It's not easy being green

Ideas this good don't come but once in a lifetime, and for me, maybe not that often: I was going to be Wally.

You know Wally the Green Monster. Tall. Furry. Handsome. He's the Red Sox mascot, and in a tradition-laden town stocked with self-proclaimed purists, he has cast a shocking spell. Kids race after him like he's the Pied Piper. Women swoon. Otherwise normal men scream his name as he ambles down the aisles of Fenway Park.

True enough, I was lured into this business of words and deeds by the accomplishments of Woodward and Bernstein. Now all these years later, it had come to this: me in a glorified Cookie Monster suit, trying to learn how Wally achieved such popularity among the toughest fans in all of sports.

Which explains how I came to meet my new friend in an oversized storage closet in the bowels of the ballyard nearly two hours before one recent game.

His name is Chris Bergstrom. He's 23 years old, with slightly spiky hair, bright eyes, and big shoulders. He commutes to every game from his native Worcester, where he works in community relations for a semipro hockey team.

Ends up, Wally is Chris's passion, and he couldn't comprehend how some self-important jamoke could walk in off the street and ably fill the carefully crafted role.

"Have you ever worn a mascot suit?" he asked, suspiciously. I'm not sure why I was embarrassed to say no.

But then, as he tells it, he began e-mailing his industry friends, creatures like Lou Seal of the San Francisco Giants, and the San Diego Friar, and they convinced him that there could be good to come of this -- mainly a better understanding of the roles and goals of professional mascots.

So we were off, me shadowing Wally and his wise-cracking sidekick, Jeff Goodman. My assignment was to learn from him at Sunday's game and be him at Tuesday's.

His primary advice was as follows: Be edgy, which explains why he taunts opposing players and grabs the occasional Yankees hat off a spectator's head and rubs it against his underarm (or parts worse). "If you just walk around and you're some cuddly thing, they won't respect you," he said.

Certainly not.
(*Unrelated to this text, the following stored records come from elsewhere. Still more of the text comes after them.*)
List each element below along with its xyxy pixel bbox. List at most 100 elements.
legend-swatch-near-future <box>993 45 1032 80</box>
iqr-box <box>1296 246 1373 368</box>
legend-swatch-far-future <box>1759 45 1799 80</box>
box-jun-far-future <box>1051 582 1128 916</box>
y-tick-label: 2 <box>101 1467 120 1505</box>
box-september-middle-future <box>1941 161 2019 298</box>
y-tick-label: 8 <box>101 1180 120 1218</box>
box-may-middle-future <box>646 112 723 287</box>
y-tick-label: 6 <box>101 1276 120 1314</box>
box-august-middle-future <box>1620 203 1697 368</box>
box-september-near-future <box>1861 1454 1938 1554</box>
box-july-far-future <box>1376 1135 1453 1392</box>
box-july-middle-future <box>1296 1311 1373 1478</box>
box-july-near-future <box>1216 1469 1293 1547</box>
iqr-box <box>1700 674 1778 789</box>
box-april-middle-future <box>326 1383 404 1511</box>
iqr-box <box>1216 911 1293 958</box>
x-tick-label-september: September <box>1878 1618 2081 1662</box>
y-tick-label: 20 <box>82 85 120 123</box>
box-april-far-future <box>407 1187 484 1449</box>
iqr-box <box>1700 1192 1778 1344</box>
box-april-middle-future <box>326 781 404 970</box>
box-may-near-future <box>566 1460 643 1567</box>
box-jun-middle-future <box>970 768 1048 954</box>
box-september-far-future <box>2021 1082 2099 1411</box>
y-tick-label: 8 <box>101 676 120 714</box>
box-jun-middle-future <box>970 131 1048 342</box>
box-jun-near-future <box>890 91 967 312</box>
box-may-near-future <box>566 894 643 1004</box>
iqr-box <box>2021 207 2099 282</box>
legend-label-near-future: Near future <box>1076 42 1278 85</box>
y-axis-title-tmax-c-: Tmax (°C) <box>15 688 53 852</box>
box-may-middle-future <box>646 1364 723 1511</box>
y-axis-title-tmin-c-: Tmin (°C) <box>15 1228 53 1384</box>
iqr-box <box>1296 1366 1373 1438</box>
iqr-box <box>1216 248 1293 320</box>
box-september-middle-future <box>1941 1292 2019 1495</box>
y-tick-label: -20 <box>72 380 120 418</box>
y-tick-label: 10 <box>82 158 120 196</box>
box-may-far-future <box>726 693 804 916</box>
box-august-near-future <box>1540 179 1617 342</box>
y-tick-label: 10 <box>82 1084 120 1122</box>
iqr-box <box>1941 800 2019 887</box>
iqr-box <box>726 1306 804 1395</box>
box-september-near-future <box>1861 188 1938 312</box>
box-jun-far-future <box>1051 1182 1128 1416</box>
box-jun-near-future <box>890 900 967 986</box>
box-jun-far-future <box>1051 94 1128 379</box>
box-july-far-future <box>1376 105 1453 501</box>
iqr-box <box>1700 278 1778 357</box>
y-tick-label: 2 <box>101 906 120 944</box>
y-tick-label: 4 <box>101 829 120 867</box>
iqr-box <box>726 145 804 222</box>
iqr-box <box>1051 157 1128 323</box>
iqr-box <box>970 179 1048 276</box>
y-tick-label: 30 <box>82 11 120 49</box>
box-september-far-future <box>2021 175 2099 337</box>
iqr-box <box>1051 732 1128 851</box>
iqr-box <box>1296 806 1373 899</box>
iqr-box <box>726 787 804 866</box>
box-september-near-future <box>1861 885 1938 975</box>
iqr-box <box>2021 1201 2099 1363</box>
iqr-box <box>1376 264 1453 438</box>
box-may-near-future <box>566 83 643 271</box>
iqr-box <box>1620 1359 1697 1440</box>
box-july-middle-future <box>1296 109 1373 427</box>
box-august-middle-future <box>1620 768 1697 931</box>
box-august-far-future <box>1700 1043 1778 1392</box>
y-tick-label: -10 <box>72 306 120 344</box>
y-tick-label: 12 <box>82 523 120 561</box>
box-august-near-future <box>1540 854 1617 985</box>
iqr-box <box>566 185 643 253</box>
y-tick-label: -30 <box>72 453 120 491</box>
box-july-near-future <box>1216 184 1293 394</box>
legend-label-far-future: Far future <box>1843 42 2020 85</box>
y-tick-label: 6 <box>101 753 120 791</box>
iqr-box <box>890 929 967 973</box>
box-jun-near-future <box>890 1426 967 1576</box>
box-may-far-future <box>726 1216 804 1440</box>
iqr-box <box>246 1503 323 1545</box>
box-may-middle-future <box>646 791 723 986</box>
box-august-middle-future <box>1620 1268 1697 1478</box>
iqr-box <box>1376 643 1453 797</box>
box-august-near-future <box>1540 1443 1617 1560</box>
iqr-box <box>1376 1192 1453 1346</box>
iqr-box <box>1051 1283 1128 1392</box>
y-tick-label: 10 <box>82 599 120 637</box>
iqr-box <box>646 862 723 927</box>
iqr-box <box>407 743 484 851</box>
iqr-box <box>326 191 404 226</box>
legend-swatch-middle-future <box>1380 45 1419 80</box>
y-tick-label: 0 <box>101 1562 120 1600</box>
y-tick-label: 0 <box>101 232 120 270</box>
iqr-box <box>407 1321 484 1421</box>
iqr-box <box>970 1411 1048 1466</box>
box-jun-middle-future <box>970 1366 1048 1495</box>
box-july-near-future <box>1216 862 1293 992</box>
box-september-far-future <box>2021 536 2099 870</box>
As soon as he hit the concourse, people shrieked. Cameras flashed. At one point, Wally failed to see two rather comely women who were trying to get his attention.
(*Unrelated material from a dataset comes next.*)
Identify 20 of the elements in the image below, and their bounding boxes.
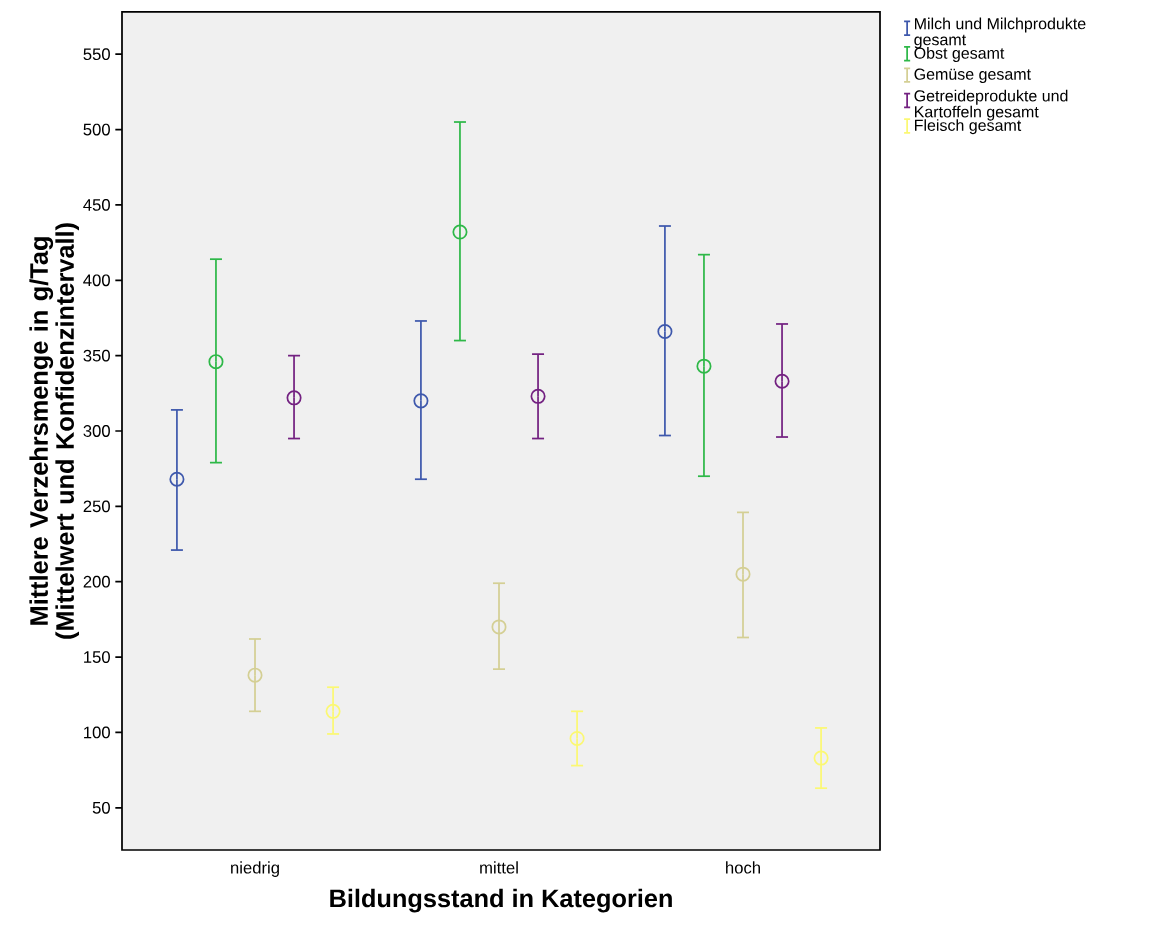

"Wally, you have two fans you'll want to say hello to," Goodman called to him, giving me a deadpan look. Wally turned. The three of them hugged -- and kept hugging.
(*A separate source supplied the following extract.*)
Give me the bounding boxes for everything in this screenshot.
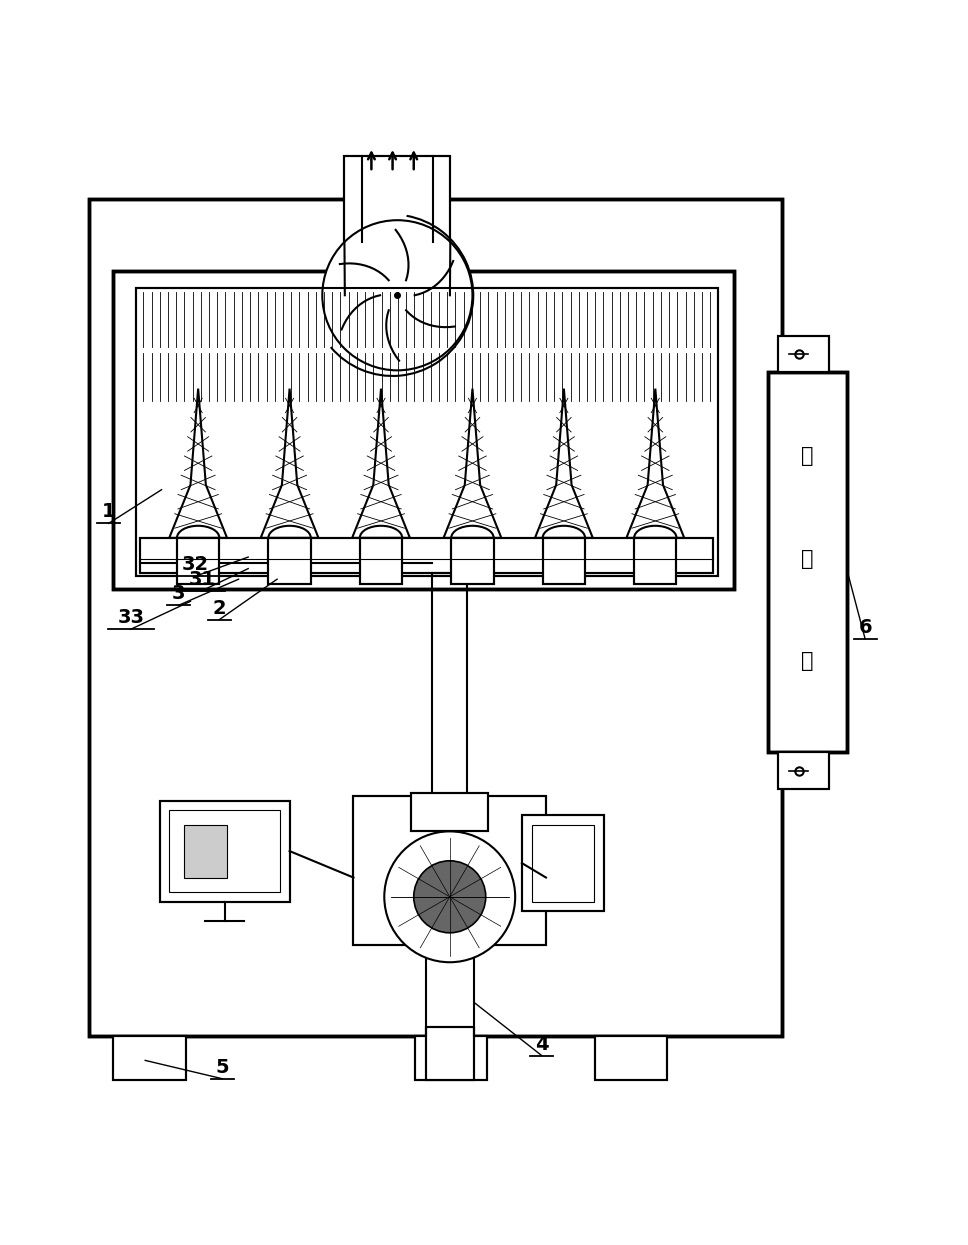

Wally. Wally, time to go. Wally!

And we continued on, a moveable feast. He gave Mike Timlin, the reliever, his ritual high-five before the game. I'm thinking, I could do this. But then he sprinted the length of the foul territory and scaled the right-field fence in a single leap. Hmmm. When he climbed up and down the steep, narrow steps to the right-field roof seats in his clunky red boots, I pictured myself in a heap at the base, blood seeping through my outsized green head.

After that, he danced on the dugouts, dangerously close to the edge. One question: If the mascot were lying on the field with a broken back, would they stop the game? A kid celebrating a birthday in a luxury suite punched him in his gut and, best as I could tell, Wally wasn't allowed to punch back.

As Chris peeled off his costume at the end of the game, he was soaked in sweat, exhausted, but pleased.

"The Phillie Phanatic told me this and I think he's right: When you're in your suit, you're who you really are inside," he said. "No one judges you. People think it's just a joke-around job, but you represent an organization. You have to make it proud."

As I made for the door, he said, "See you Tuesday."

No he wouldn't. I'm going to pursue that Woodward and Bernstein thing. It's much safer, and a lot less work.